Some of the Mothman encounters detailed in this documentary are extremely difficult to debunk as meetings with cranes or owls, so unless you think the witnesses were lying through their teeth or completely hysterical (always a possibility, I guess) *something* strange is going on in the Ohio River valley! After the disastrous collapse of the Silver Bridge in December 1967, Mothman and UFO sightings became rare to non-existent. Today, the elusive winged humanoid seems to linger mostly as a pop culture phenomenon. Or at obscure Swedish blogs like this one!
Recommended.
"The Mothman Prophecies" is a 2002 film featuring Richard Gere as the involuntarily roving reporter John Klein, who gets entangled in a series of paranormal events. The film is freely based on John Keel´s 1975 book, also titled "The Mothman Prophecies". So freely, in fact, that almost nothing remains of the original story (such as it was), except the paranoia and the idea that the supernatural is fundamentally incomprehensible to mere mortals. In the film, the character "Alexander Leek" is closer to the real life John Keel than the reporter "John Klein". Note that "Leek" is Keel spelled backwards!

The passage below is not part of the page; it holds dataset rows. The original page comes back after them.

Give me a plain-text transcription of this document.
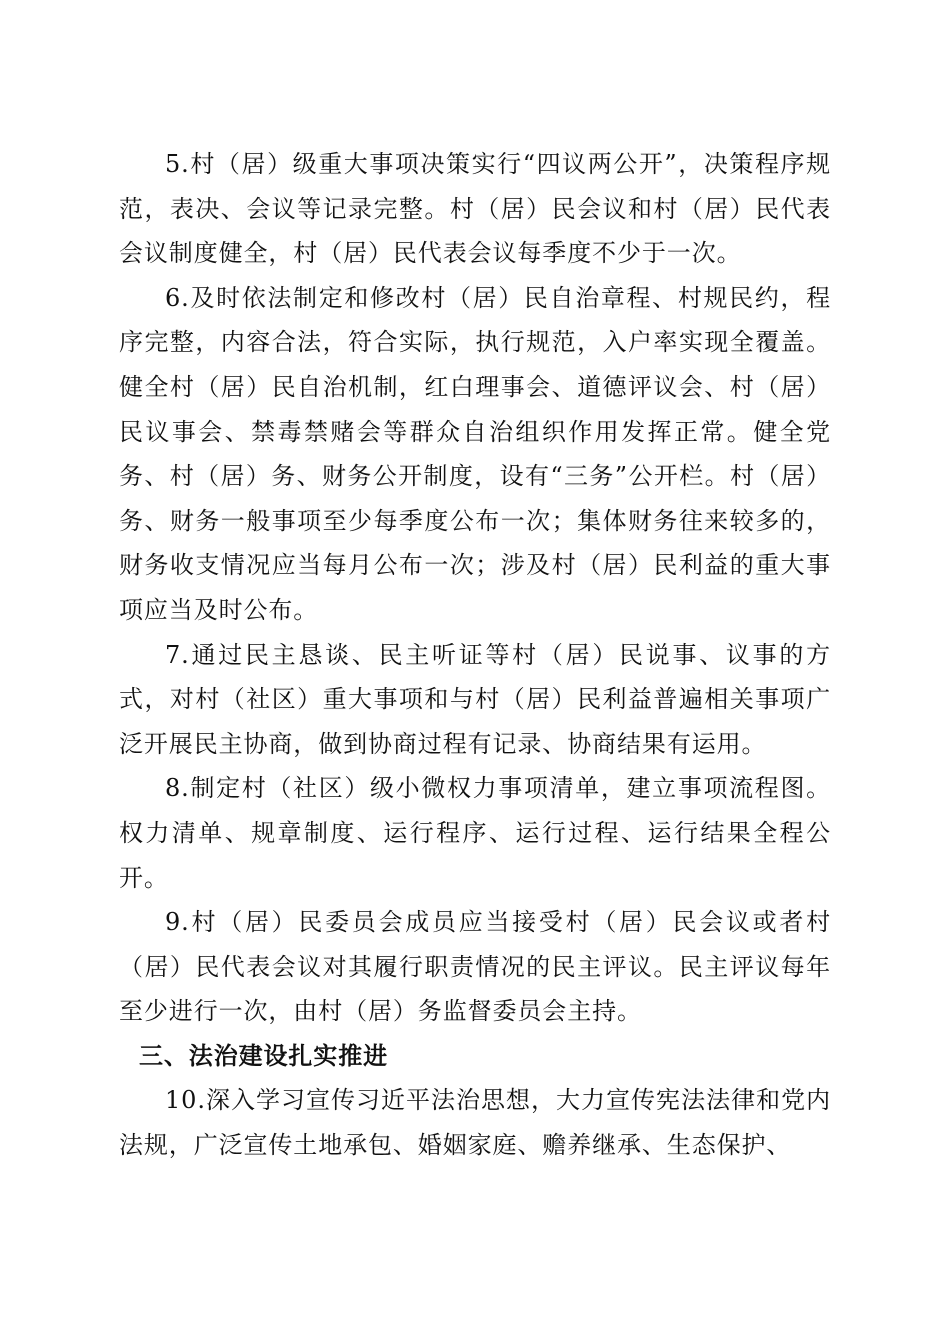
5.村（居）级重大事项决策实行“四议两公开”，决策程序规范，表决、会议等记录完整。村（居）民会议和村（居）民代表会议制度健全，村（居）民代表会议每季度不少于一次。

6.及时依法制定和修改村（居）民自治章程、村规民约，程序完整，内容合法，符合实际，执行规范，入户率实现全覆盖。健全村（居）民自治机制，红白理事会、道德评议会、村（居）民议事会、禁毒禁赌会等群众自治组织作用发挥正常。健全党务、村（居）务、财务公开制度，设有“三务”公开栏。村（居）务、财务一般事项至少每季度公布一次；集体财务往来较多的，财务收支情况应当每月公布一次；涉及村（居）民利益的重大事项应当及时公布。

7.通过民主恳谈、民主听证等村（居）民说事、议事的方式，对村（社区）重大事项和与村（居）民利益普遍相关事项广泛开展民主协商，做到协商过程有记录、协商结果有运用。

8.制定村（社区）级小微权力事项清单，建立事项流程图。权力清单、规章制度、运行程序、运行过程、运行结果全程公开。

9.村（居）民委员会成员应当接受村（居）民会议或者村（居）民代表会议对其履行职责情况的民主评议。民主评议每年至少进行一次，由村（居）务监督委员会主持。

三、法治建设扎实推进

10.深入学习宣传习近平法治思想，大力宣传宪法法律和党内法规，广泛宣传土地承包、婚姻家庭、赡养继承、生态保护、
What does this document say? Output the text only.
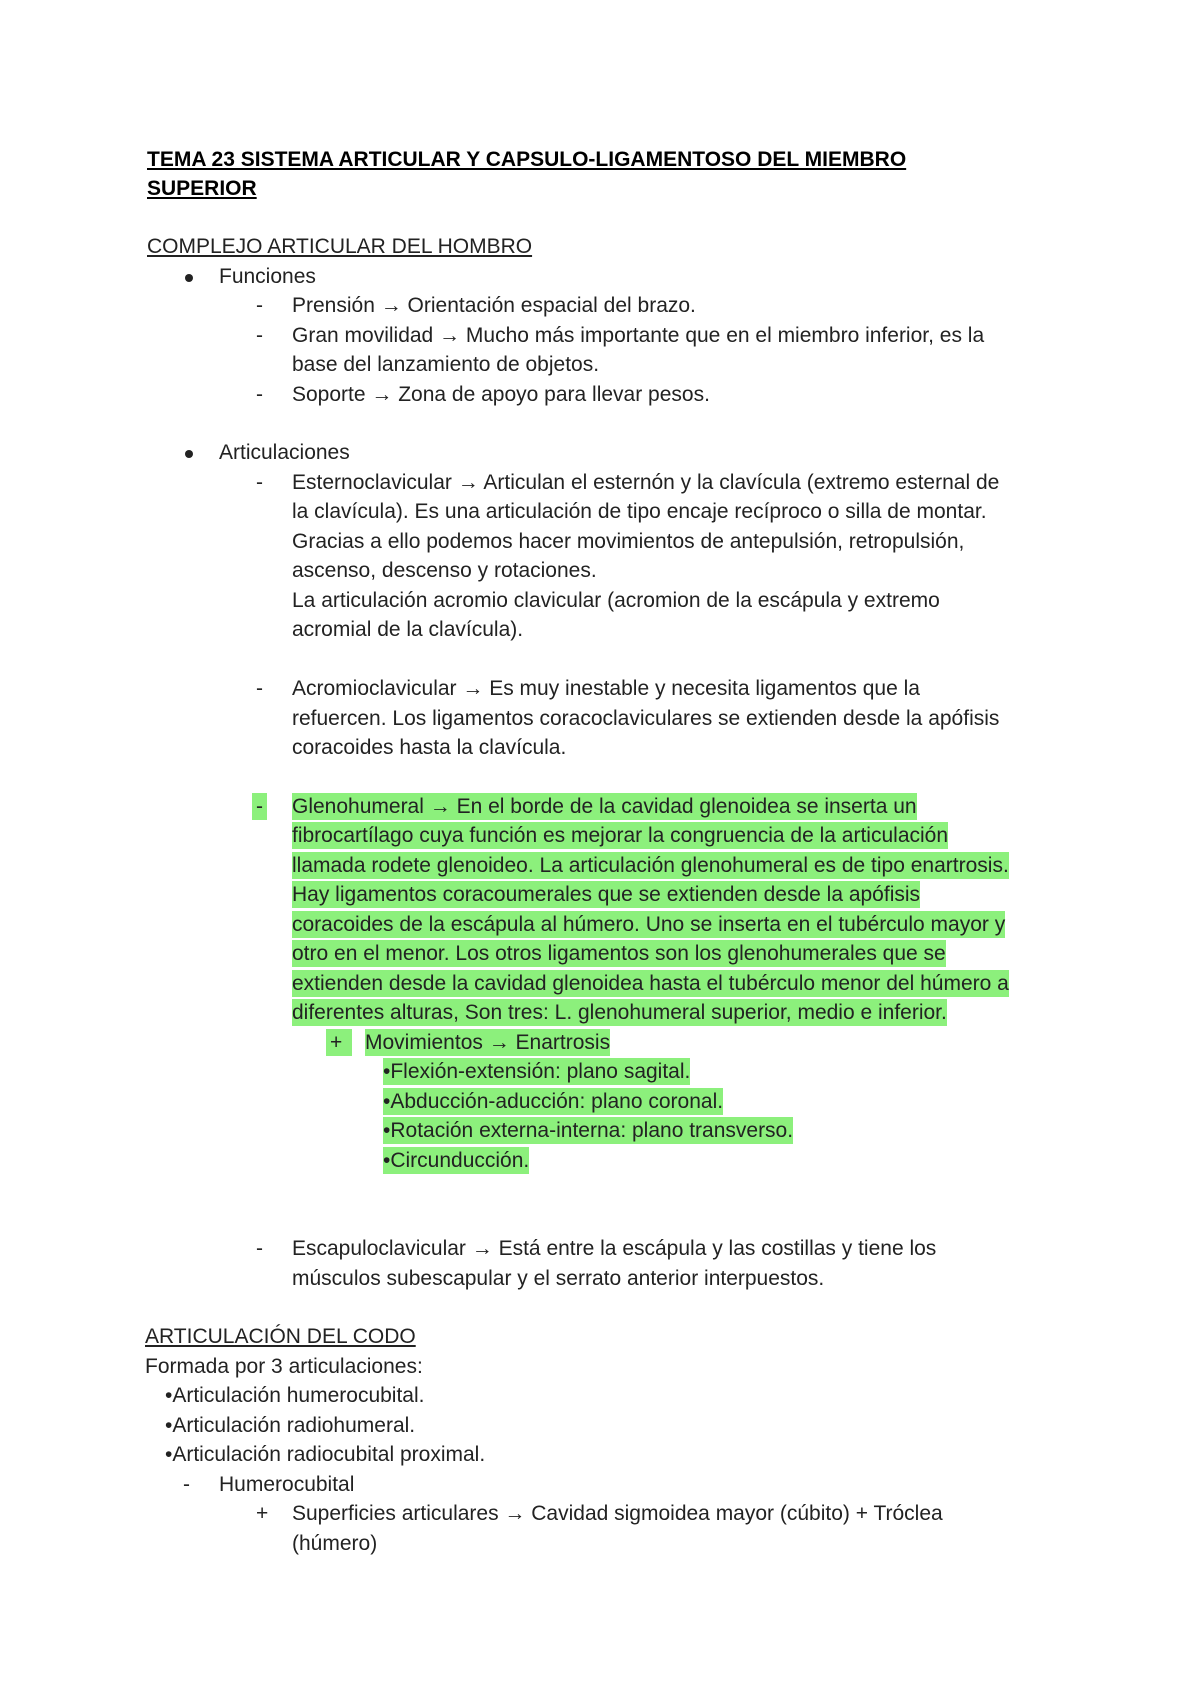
TEMA 23 SISTEMA ARTICULAR Y CAPSULO-LIGAMENTOSO DEL MIEMBRO
SUPERIOR
COMPLEJO ARTICULAR DEL HOMBRO
Funciones
- Prensión → Orientación espacial del brazo.
- Gran movilidad → Mucho más importante que en el miembro inferior, es la
base del lanzamiento de objetos.
- Soporte → Zona de apoyo para llevar pesos.
Articulaciones
- Esternoclavicular → Articulan el esternón y la clavícula (extremo esternal de
la clavícula). Es una articulación de tipo encaje recíproco o silla de montar.
Gracias a ello podemos hacer movimientos de antepulsión, retropulsión,
ascenso, descenso y rotaciones.
La articulación acromio clavicular (acromion de la escápula y extremo
acromial de la clavícula).
- Acromioclavicular → Es muy inestable y necesita ligamentos que la
refuercen. Los ligamentos coracoclaviculares se extienden desde la apófisis
coracoides hasta la clavícula.
- Glenohumeral → En el borde de la cavidad glenoidea se inserta un
fibrocartílago cuya función es mejorar la congruencia de la articulación
llamada rodete glenoideo. La articulación glenohumeral es de tipo enartrosis.
Hay ligamentos coracoumerales que se extienden desde la apófisis
coracoides de la escápula al húmero. Uno se inserta en el tubérculo mayor y
otro en el menor. Los otros ligamentos son los glenohumerales que se
extienden desde la cavidad glenoidea hasta el tubérculo menor del húmero a
diferentes alturas, Son tres: L. glenohumeral superior, medio e inferior.
+	Movimientos → Enartrosis
•Flexión-extensión: plano sagital.
•Abducción-aducción: plano coronal.
•Rotación externa-interna: plano transverso.
•Circunducción.
- Escapuloclavicular → Está entre la escápula y las costillas y tiene los
músculos subescapular y el serrato anterior interpuestos.
ARTICULACIÓN DEL CODO
Formada por 3 articulaciones:
•Articulación humerocubital.
•Articulación radiohumeral.
•Articulación radiocubital proximal.
- Humerocubital
+ Superficies articulares → Cavidad sigmoidea mayor (cúbito) + Tróclea
(húmero)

Keel did investigate a series of weird events in West Virginia shortly before the 1967 collapse of the Silver Bridge in Point Pleasant. A winged humanoid monster later known as the Mothman had been sighted by several people in the community. Keel also looked into an unrelated UFO case in another part of West Virginia, where a farmer claimed to have recieved messages from an alien entity named Indrid Cold. In the 2002 film, Mothman and Indrid Cold have been conflated into the same character. Indeed, it seems that all supernatural visitors from Keel´s book have contributed to the film´s version of Indrid.
As already mentioned, the main point of the film seems to be the eminently Keelian claim that the supernatural dimension, while very real, is also completely unfathomable. Its denizens act in ways that are frequently illogical, baffling or morally ambivalent from a human perspective. Is "Indrid Cold" an angel or a demon? Cold causes a car crash which severly hurts Klein´s wife and drives the character Gordon mad until the madness kills him, but eventually saves Klein and his new love interest Connie from the disaster at Silver Bridge. Why? Nobody knows. Leek tells Klein that the supernatural creatures might not be wiser or smarter than us - they just see more of reality, a bit like a guy in a high building sees more of the city than a pedestrian. Of course, even such an elevated observer can be rational, but the problem with "Indrid" is that he doesn´t seem to be.
The real life Keel drew the disturbing conclusion that the "ultraterrestrials" are part of a malevolent cosmic control grid over humanity, and in a later book even suggested that God himself might be insane! However, Keel also had a more interesting idea: Mothman, Indrid and their associates are fairies or fey, trickster-like creatures from folklore known for their abilities to shape shift. This made him unpopular in UFO-logical circles, since the average believer in UFOs insist that they are literal space craft from alien worlds in the physical universe. To Keel, this is just the latest form the fey have taken to confuse the human observer. As Indrid explains to a skeptical Klein in the film, when the latter asks how Indrid looks like: "It depends on who is looking"...
Of course, in order to believe this solution to the mystery, you have to accept the existence of fairies in the first place. Even apart from the fact that it´s not much of a solution anyway, since we still don´t know where the fey are at.
But then, we really don´t know anything else important either, so why should this be the exception?